Top départ pour le projet de retraite par points, avec Jean-Paul Delevoye à la manoeuvre.
"Cette réforme est éminemment politique", a asséné Jean-Paul Delevoye. Cela tombe bien, le haut-commissaire chargé de la réforme des retraites ne fait pas partie des ministres "technos". Son discours, jeudi, pour présenter sa méthode et son calendrier, était lesté de décennies d'habiletés et de rondeurs. Et il en faudra, tant le sujet est sensible, car avec la retraite par points, c'est un véritable big bang qui nous attend !

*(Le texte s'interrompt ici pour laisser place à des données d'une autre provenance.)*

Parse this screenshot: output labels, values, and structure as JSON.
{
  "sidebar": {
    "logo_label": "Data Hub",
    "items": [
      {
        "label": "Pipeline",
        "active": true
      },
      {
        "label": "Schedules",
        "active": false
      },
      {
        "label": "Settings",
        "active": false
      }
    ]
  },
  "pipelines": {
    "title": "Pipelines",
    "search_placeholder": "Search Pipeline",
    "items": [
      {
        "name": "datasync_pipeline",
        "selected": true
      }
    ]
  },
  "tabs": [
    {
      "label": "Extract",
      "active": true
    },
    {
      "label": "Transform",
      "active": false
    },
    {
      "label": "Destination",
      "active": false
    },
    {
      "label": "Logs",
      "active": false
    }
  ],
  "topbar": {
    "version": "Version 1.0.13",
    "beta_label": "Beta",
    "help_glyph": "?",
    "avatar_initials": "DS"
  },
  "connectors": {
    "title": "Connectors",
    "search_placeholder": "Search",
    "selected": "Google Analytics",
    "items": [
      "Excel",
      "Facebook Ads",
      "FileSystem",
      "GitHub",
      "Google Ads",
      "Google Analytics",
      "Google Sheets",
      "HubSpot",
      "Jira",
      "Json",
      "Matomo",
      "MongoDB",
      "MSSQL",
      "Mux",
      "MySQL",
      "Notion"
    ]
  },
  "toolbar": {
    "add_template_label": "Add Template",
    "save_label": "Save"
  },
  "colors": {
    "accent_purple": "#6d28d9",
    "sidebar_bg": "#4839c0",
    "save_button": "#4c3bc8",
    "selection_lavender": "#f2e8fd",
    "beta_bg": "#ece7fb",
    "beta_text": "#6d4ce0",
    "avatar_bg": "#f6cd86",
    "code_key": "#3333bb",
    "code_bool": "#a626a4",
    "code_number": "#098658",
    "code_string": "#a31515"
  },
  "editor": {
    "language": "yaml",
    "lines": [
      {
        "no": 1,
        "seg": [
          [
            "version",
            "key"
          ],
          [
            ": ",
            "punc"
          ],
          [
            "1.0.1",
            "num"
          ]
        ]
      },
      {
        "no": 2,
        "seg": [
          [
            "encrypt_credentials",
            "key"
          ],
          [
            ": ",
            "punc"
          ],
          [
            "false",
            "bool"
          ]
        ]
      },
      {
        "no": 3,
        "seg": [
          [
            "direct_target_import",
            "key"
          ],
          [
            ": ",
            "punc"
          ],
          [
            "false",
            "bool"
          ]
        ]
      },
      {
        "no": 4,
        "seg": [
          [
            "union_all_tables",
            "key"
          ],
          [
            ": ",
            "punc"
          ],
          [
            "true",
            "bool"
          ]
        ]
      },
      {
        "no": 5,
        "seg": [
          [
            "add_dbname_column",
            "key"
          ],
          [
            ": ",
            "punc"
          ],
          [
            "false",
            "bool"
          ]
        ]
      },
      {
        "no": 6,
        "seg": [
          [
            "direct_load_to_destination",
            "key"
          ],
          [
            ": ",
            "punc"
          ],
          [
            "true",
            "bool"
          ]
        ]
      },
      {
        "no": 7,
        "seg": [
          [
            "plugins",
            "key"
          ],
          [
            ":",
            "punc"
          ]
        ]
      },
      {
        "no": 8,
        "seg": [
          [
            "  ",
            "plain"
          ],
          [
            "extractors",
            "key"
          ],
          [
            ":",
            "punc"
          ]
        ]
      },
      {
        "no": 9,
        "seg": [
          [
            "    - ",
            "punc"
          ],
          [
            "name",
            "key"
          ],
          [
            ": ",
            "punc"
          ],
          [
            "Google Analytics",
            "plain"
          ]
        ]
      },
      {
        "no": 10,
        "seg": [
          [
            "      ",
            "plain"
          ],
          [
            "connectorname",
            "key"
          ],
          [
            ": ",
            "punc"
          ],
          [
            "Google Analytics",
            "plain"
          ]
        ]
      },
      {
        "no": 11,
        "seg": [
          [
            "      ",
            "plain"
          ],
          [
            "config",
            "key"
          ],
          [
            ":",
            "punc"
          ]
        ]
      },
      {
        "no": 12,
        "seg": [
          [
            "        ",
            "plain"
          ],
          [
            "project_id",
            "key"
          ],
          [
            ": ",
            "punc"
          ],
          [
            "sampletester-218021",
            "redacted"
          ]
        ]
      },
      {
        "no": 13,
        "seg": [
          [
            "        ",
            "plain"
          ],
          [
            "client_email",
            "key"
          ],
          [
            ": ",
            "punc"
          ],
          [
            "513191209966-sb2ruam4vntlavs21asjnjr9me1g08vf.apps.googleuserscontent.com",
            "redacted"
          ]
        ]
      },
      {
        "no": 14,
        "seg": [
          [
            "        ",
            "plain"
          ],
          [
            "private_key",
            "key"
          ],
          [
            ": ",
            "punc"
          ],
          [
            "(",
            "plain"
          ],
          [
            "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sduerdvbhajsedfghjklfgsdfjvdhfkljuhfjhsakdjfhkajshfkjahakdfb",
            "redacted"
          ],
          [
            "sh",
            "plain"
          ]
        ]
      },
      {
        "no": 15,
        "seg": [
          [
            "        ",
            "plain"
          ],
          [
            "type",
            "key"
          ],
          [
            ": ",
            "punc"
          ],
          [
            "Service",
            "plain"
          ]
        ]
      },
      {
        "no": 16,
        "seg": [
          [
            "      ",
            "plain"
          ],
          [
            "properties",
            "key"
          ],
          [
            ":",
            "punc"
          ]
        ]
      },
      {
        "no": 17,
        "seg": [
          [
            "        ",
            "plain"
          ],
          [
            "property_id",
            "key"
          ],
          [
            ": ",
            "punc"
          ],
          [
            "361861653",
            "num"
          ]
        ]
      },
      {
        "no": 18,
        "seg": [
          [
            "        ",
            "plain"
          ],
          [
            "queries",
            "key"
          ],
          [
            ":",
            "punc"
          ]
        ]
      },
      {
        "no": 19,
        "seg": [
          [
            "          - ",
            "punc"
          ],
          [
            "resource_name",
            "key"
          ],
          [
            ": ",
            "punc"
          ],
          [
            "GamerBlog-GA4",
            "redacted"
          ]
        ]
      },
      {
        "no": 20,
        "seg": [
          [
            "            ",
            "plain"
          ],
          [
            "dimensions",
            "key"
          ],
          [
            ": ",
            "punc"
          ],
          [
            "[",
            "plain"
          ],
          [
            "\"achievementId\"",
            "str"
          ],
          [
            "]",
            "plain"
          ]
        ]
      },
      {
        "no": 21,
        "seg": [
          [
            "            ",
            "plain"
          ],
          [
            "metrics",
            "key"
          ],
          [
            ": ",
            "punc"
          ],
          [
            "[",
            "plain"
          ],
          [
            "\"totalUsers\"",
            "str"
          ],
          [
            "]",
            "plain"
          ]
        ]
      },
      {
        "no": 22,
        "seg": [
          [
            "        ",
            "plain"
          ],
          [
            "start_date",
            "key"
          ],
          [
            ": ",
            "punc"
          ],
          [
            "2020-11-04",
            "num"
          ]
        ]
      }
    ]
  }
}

Certes, notre actuel système de retraites par répartition serait préservé : les générations de travailleurs continueront de cotiser pour payer les pensions des générations retraitées. Mais dans les projets du gouvernement, le mode de calcul des retraites serait adossé à un nouveau système de points, un modèle inspiré de certains de nos voisins, comme la Suède. Le but affiché par Emmanuel Macron :
"Garantir qu'un euro cotisé, quels que soient votre situation, votre statut, votre secteur d'activité, donne les mêmes droits."
Objectif : 2019
La réforme des retraites devrait être débattue au Parlement "au cours du premier semestre 2019", a rappelé Jean-Paul Delevoye. "Le calendrier de cette réforme nous permet de profiter de toute l'année 2018 pour discuter, dialoguer", a-t-il souligné. Il a commencé à recevoir les syndicats et les organisations patronales pour une concertation organisée en six grands blocs thématiques :
- définition du nouveau régime : niveau de couverture, d'assiette, taux de cotisation (avril-mai)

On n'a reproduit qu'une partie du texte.